Долга предвесенняя и весенняя пора на Севере. Долго вешние воды шумят и поют; долго глядится весеннее небо в полые разливы рек. Долги вечерние тихостные апрельские зори. А в три утра светает. В велик пяток на погребенье, бывало, бежишь: светлооблачно, с моря ветерок, инде полоса снегов, инде воды по улицам. Середка реки водой взялась, от ветра рябь идет. Меж островами лед стоит. В распуту весеннюю бывает холодно, с ветром, когда реки идут, а весело на сердце! Бывает, река еще стоит, а уж Город утопает в водах.
1 2 3 4 5 6 7 8 9 10 11 12 13 14 15 16 17 18 19 20 21 22 23 24 25 26 27 28 29 30 31 32 33 34 35 36 37 38 39 40 41 42 43 44 45 46 47 48 49 50 51 52 53 54
* * *
Разговор о языке, о речи, как о всякой вещи, тогда будет на пользу, когда ты видишь в речах собеседника «раздумьице великое». Если он не удовольствован знанием, науками, ты добавляй. И спор не беда: в споре истина сыскивается.
ИЗ ДНЕВНИКОВ
Со мною не раз бывало такое: в городе ли, в старом проулке, в деревне ли застигнет тебя, обнимет некое сочетание света и теней, неба и камня, дождя и утра, перекрестка и тумана – и вдруг раскроются в тебе какие-то тайновидящие глаза. (Или это разум вдруг обострится?) И одним умом думаешь -когда-то в детстве-юности шел ты и видел ты схожее расположение дороги, света, тени, времени и места. А разум твой раскрывает тебе большее, т. е. то, что сейчас с тобою происходит, отнюдь не воспоминание, но что бывшее тогда и происходящее сейчас соединилось в одно настоящее. И всегда в таких случаях, чтоб «вспомнить», когда я это видел, мне надобно шагнуть вперед (отнюдь не назад).
«Шедший сзади был впереди меня».
В такие минуты ясности и истинности сознания я не успевал обычно охватить и сформулировать того, что в такой отчетливости и несомненности уяснилось мне.
В такие минуты ум становится широким и ясным, мысль дальновидной.
Потом опять тянулись дни и месяцы обычного житья-бытья. Но уж это мне ясно и видно, что в «те минуты» я отнюдь не выходил из себя, но приходил в себя. Это были минуты сознания и знания. И я отчетливо видел (понимал), что многолетнее Мое житье-бытье проходит как бы в комнате без окон. И я не сознаю этого.

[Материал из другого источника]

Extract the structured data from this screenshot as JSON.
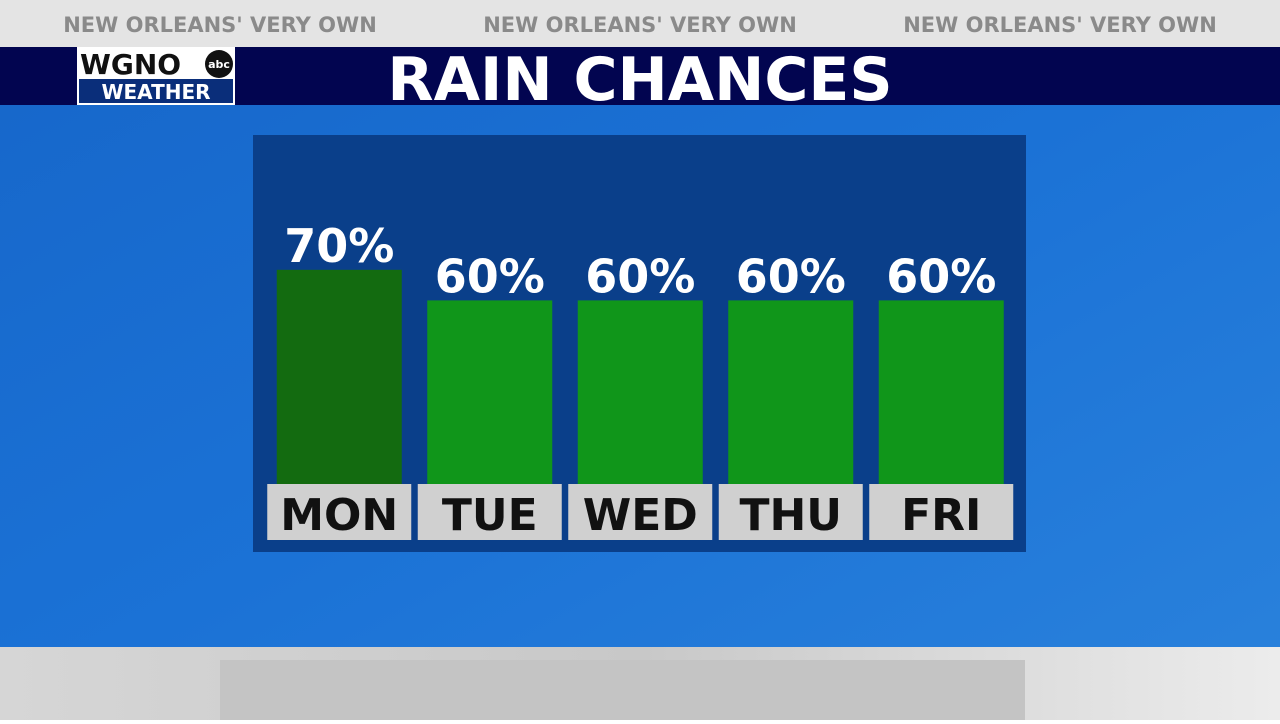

Может, и окна есть, но мне они ни к чему, вроде украшения. И вот окно отворилось-распахнулось, и я узнаю, что есть иной мир, иное сознанье, иное бытие, настоящее.
…Как-то я уже поминал: старая девица (из богатых), как настанет Велик день или святки, и она в те дни опухнет от слез. Вишь, юность и детство вспоминает: как-де у них празднично было…
Это мне непонятно. Вот хоть бы мое дело: наследством, по родителех, не судил бог владеть. Но воспоминания детства для меня богатое наследство! Неиждиваемое, неотымаемое, непохитимое, неистощимое. «Не говорю с тоской – их нет, но с благодарностью» – оно есть у меня, оно при мне. Золотое детство – не воспоминания для меня, а живая реальность. И она веселит меня. В труде весь свой век и весьма небогато жили мои родители. Но жили доброчестно. И тихое сияние этой благостной доброчестности чудным образом светит и мне. Светит и посейчас. В этом какой-то великий и благостный закон. О, как это должны знать теперешние молодые родители, имеющие детей!
И вот именно поэтому люди любят рассказать-вспомянуть свое детство-молодость. Бабки-деды – внучатам, отцы-матери -детям, бабки-хозяйки – у печки, у плиты – друг дружке.
Бывает, что человек вынес в жизни множество горя и – представьте! – он с годами, рассказывая о бедностях, об утратах своих, уже не жалуется, а хвалится ими! Потому что самый незначительный человек, вынесший много горя, становится значительным, заслуженным.
Старики, когда скорбные случаи их жизни, бедствия, утраты отодвинулись, начинают говорить о них как бы хвалясь. Перенесенные скорби становятся приобретением.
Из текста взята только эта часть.